I realized that day that she was right. It was the rude WAKE UP CALL that I needed. I wasn’t scared of being alone or coming home to an empty house--for heavens sake I’m an only child--talking to myself is “normal.” I was more concerned with hurting someone I deeply cared about. I had finally come to the realization that he wasn’t the “one” for me. Breaking up isn’t easy. It’s always easier to end a relationship when you can HATE the person because of something they did, (i.e. cheating, etc.), but this wasn’t the case.

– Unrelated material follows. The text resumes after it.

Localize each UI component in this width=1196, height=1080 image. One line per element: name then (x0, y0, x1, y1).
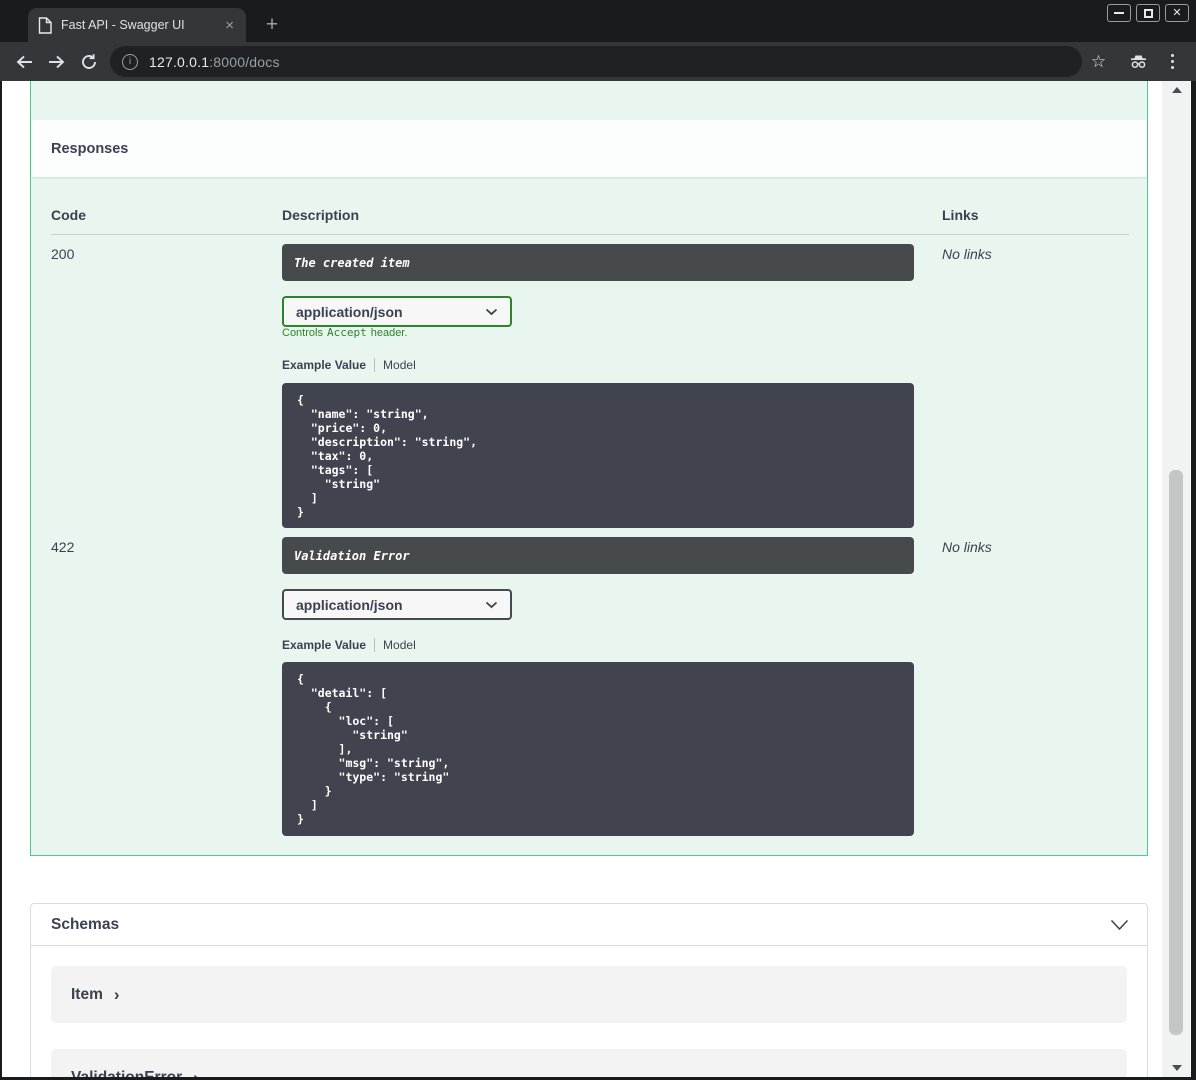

Just because you care about someone and may even still “love” them does NOT mean that he or she is the suitable person for you to spend the rest of your life with. Frequent fighting isn’t the way to live your life. Making excuses or “brushing” off the problem for the time-being isn’t like crumbs you can vacuum up. Trying to MAKE that light shine at the end of the tunnel that you know will never shine like you want it to, (like the canary diamond in the window at Cartier), will only make you unhappy. If you truly care about the person, shouldn’t you then be honest enough with yourself and them to end things rather than hitting the point where you’ll end up resenting them? Just because two people aren’t meant “to be” doesn’t mean the world is coming to a crumble. As the Maven, I ask: How many of you currently, or at some point in your life, have been in wrong relationships? Then, WHY don’t you just part, go your separate ways, and seek to find happiness somewhere else? If the shoe gives you blisters, then why don’t you just get a new pair?